One of the so-called Five Civilized Tribes, the Chickasaw were a Muskogean-speaking people living in northern Mississippi and western Tennessee by the time of the American Revolution. They were renowned locally for their prowess in battle and tactful diplomacy in peace. The Chickasaw had weathered contact with various European powers as early as 1540 and fought either with or against the Spanish, the French, and the English. After 1783 they readily acquiesced to the Treaty of Hopewell in 1785 to deal with the newly emergent United States. Contact with Americans increased following the Treaty of San Lorenzo in 1795, whereby Spain renounced all claims to land west of the Mississippi River. This resulted in an influx of settlers and missionaries along the Natchez Trace, a route that cut directly through Chickasaw land. The U. S. government made unofficial attempts to “civilize” the tribesmen through farming and other domestic skills, which the Indians were determined to resist.
When Mississippi was admitted to the Union in 1817, the new state began to press for new Native American land cessions, and the pressure increased throughout the 1820s. Cognizant of their weakness, the Chickasaw sent a deputation to meet with President Andrew Jackson in Franklin, Tennessee. In the Treaty of Pontotoc Creek, signed on October 20, 1832, they formally surrendered all land ownership in Mississippi.

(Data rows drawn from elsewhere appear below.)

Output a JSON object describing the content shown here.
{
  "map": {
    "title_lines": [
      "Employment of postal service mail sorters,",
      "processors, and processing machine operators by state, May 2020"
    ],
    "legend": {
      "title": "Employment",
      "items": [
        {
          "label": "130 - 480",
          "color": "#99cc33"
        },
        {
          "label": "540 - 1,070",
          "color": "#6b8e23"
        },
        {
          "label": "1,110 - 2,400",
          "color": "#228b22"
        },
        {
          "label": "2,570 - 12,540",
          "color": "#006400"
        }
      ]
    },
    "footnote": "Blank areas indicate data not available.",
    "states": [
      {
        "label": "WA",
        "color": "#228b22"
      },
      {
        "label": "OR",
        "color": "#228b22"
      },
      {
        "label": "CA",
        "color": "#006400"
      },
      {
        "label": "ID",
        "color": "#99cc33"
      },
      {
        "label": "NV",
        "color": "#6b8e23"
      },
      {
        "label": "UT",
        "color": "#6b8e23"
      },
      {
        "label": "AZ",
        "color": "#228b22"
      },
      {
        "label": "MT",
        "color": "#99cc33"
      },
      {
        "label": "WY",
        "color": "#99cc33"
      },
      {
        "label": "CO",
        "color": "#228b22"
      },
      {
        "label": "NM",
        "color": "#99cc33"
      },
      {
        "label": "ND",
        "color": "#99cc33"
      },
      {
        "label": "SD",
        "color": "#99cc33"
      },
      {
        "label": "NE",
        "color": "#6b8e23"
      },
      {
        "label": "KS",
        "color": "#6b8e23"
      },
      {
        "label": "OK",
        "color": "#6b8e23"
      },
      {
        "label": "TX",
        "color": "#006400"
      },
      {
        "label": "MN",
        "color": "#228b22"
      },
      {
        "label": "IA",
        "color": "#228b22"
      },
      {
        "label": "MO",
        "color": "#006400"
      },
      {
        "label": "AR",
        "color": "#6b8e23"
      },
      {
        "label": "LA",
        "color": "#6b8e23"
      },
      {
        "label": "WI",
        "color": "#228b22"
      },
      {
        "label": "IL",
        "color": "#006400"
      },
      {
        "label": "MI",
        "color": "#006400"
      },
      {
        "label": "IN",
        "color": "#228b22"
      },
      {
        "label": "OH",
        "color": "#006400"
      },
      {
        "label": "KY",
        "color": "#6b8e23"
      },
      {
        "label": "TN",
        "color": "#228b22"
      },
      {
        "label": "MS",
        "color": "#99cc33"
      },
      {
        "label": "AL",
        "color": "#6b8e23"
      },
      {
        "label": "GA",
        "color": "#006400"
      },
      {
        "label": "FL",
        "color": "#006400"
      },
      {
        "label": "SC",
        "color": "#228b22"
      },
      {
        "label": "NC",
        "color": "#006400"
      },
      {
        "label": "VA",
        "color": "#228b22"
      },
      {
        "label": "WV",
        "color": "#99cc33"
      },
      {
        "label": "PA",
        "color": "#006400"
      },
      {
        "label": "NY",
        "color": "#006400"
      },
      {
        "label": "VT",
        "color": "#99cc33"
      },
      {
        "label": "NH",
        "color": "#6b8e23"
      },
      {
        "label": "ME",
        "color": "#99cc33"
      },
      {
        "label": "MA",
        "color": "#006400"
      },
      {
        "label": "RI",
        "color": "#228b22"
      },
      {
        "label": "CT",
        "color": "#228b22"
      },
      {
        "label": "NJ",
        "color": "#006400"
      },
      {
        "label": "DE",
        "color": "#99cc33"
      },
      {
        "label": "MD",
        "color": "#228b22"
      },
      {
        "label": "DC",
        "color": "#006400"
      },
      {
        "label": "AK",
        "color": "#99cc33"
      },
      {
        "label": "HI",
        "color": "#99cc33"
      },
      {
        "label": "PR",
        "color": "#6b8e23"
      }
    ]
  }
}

In 1836 the Chickasaw relocated to new homes in the Indian Territory (Oklahoma) and temporarily occupied land owned by the Choctaw until they formally acquired territory for their own new settlements. A total of 5,000 Indians and roughly 1,100 African-American slaves made the journey in comparative safety and comfort.
The Chickasaw finally conferred with their Choctaw neighbors in January 1837 in Doaksville, whereby they acquired the western portion of their tribal lands. This agreement was approved by the U. S. Senate the following month. Once established, the Chickasaw readily adapted to their new environment and grew relatively wealthy through cattle raising, health spas, and other economic activities. In 1856 they adopted their own constitution and established a new capital at Tishomingo, where it remains today.
Further reading: James R. Atkinson, Splendid Land, Splendid People: The Chickasaw Indians to Removal (Tuscaloosa: University of Alabama Press, 2004); Duane Champagne, Social Order and Political Change: Constitutional Governments Among the Cherokee, the Choctaw, the Chickasaw, and the Creek (Stanford, Calif.: Stanford University Press, 1992); Fulsom C. Scrivner, The Early Chicka-saws: Profile of Courage (New York: Vantage Press, 2006).